RETRATO DE GUSTAVO EN LA BARRA
Nos conocimos hace más de cincuenta años, cuando yo tenía tal vez dieciséis y él dieciocho. Fue una amistad larga y constante que terminó hace pocas semanas. O tal vez no haya terminado, uno no sabe. Éramos, pues, ya amigos cuando perdí a dos de mis hermanos, y su presencia me ayudó a mitigar aquella pérdida, aquella ausencia. A diferencia de ellos, Gustavo murió de muerte natural después de una vida muy vivida, gozada, sufrida a ratos.

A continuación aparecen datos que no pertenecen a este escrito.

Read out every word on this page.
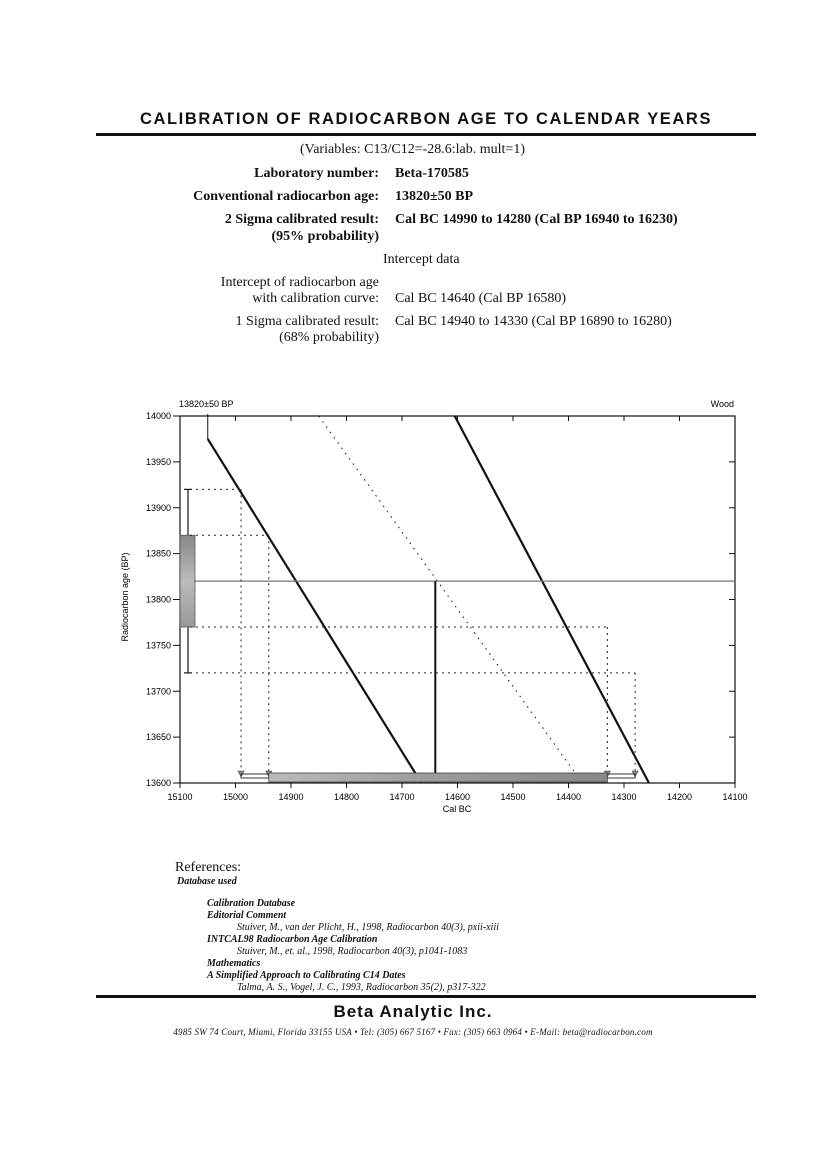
CALIBRATION OF RADIOCARBON AGE TO CALENDAR YEARS
(Variables: C13/C12=-28.6:lab. mult=1)
Laboratory number: Beta-170585
Conventional radiocarbon age: 13820±50 BP
2 Sigma calibrated result:
(95% probability)
Cal BC 14990 to 14280 (Cal BP 16940 to 16230)
Intercept data
Intercept of radiocarbon age
with calibration curve: Cal BC 14640 (Cal BP 16580)
1 Sigma calibrated result:
(68% probability)
Cal BC 14940 to 14330 (Cal BP 16890 to 16280)
13820±50 BP	Wood
Cal BC
Radiocarbon age (BP)
15100	15000	14900	14800	14700	14600	14500	14400	14300	14200	14100
14000
13950
13900
13850
13800
13750
13700
13650
13600
References:
Database used
Calibration Database
Editorial Comment
Stuiver, M., van der Plicht, H., 1998, Radiocarbon 40(3), pxii-xiii
INTCAL98 Radiocarbon Age Calibration
Stuiver, M., et. al., 1998, Radiocarbon 40(3), p1041-1083
Mathematics
A Simplified Approach to Calibrating C14 Dates
Talma, A. S., Vogel, J. C., 1993, Radiocarbon 35(2), p317-322
Beta Analytic Inc.
4985 SW 74 Court, Miami, Florida 33155 USA • Tel: (305) 667 5167 • Fax: (305) 663 0964 • E-Mail: beta@radiocarbon.com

Sabía moverse en el mundo. A los veinticinco, veintiséis años se fue para Santa Marta, compró una lancha y se dedicó a pasear turistas. Brillante economista de la Universidad de Antioquia convertido en lanchero. Al gremio de lancheros no le gustó para nada el asunto del paisa aparecido que les quitaba clientela y lo amenazaron o algo le dijeron, el caso fue que Gustavo compró un revólver, que mantenía en su mochila arahuaca —bonitas mochilas, en aquella época casi obligatorias entre los jóvenes—. Cuando oíamos la historia, a todos nos aparecía idéntica sonrisa. Éramos amigos de un lanchero que cargaba revólver y libros complicados en la mochila; de un economista armado que manejaba una lancha de quince pies y un Evinrude de cincuenta caballos.

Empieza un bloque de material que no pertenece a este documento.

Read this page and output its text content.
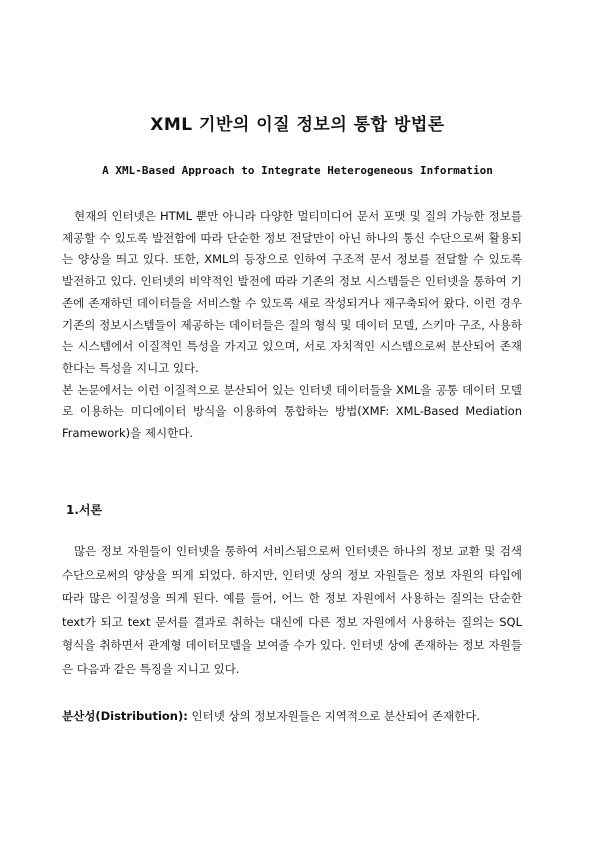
XML 기반의 이질 정보의 통합 방법론
A XML-Based Approach to Integrate Heterogeneous Information

현재의 인터넷은 HTML 뿐만 아니라 다양한 멀티미디어 문서 포맷 및 질의 가능한 정보를 제공할 수 있도록 발전함에 따라 단순한 정보 전달만이 아닌 하나의 통신 수단으로써 활용되는 양상을 띄고 있다. 또한, XML의 등장으로 인하여 구조적 문서 정보를 전달할 수 있도록 발전하고 있다. 인터넷의 비약적인 발전에 따라 기존의 정보 시스템들은 인터넷을 통하여 기존에 존재하던 데이터들을 서비스할 수 있도록 새로 작성되거나 재구축되어 왔다. 이런 경우 기존의 정보시스템들이 제공하는 데이터들은 질의 형식 및 데이터 모델, 스키마 구조, 사용하는 시스템에서 이질적인 특성을 가지고 있으며, 서로 자치적인 시스템으로써 분산되어 존재한다는 특성을 지니고 있다.

본 논문에서는 이런 이질적으로 분산되어 있는 인터넷 데이터들을 XML을 공통 데이터 모델로 이용하는 미디에이터 방식을 이용하여 통합하는 방법(XMF: XML-Based Mediation Framework)을 제시한다.

1.서론

많은 정보 자원들이 인터넷을 통하여 서비스됨으로써 인터넷은 하나의 정보 교환 및 검색 수단으로써의 양상을 띄게 되었다. 하지만, 인터넷 상의 정보 자원들은 정보 자원의 타입에 따라 많은 이질성을 띄게 된다. 예를 들어, 어느 한 정보 자원에서 사용하는 질의는 단순한 text가 되고 text 문서를 결과로 취하는 대신에 다른 정보 자원에서 사용하는 질의는 SQL 형식을 취하면서 관계형 데이터모델을 보여줄 수가 있다. 인터넷 상에 존재하는 정보 자원들은 다음과 같은 특징을 지니고 있다.

분산성(Distribution): 인터넷 상의 정보자원들은 지역적으로 분산되어 존재한다.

Trabajó en aquel particular ramo del turismo hasta que se aburrió, vendió lancha y revólver y se fue para Medellín. Decía que se iba porque las samarias no le habían parado bolas, cosa que no le creímos, pues supo siempre hacerse querer de las mujeres. Y en 1971 o 72 se fue para Chile a ponerle el hombro a lo de Allende. La pasó bien muchos meses, hasta que los aviones volaron sobre La Moneda y la humanidad vio a Allende que, armado de metralleta, dejaba el ejemplo y el consuelo de un final dignísimo. Gustavo estuvo muy cerca de que lo apresaran y mataran, escapó de Chile lo mejor que pudo y regresó a su país tan desmoralizado como cualquier chileno que no fuera fascista.
¿O primero fue Chile y luego Santa Marta? Estos detalles con el paso del tiempo van adquiriendo ya su verdadera importancia. Que es: ninguna. Da lo mismo si primero es el huevo o es primero la gallina.
Tampoco importaría demasiado no saber en qué momento se abrió El Goce Pagano, pero ya que lo sé, lo digo. En 1975, según Google. Si fue así, Gustavo tenía entonces veintisiete años, yo veinticinco. El Goce Pagano tuvo éxito, la gente no cabía en el sitio. Me fui del país y pasaron, bastante veloces, muchos años. Intercambiamos algunas cartas, yo con mi letra patoja y caótica, y Gustavo con mucho orden y severo preciosismo. De ese mismo modo jugaba ajedrez.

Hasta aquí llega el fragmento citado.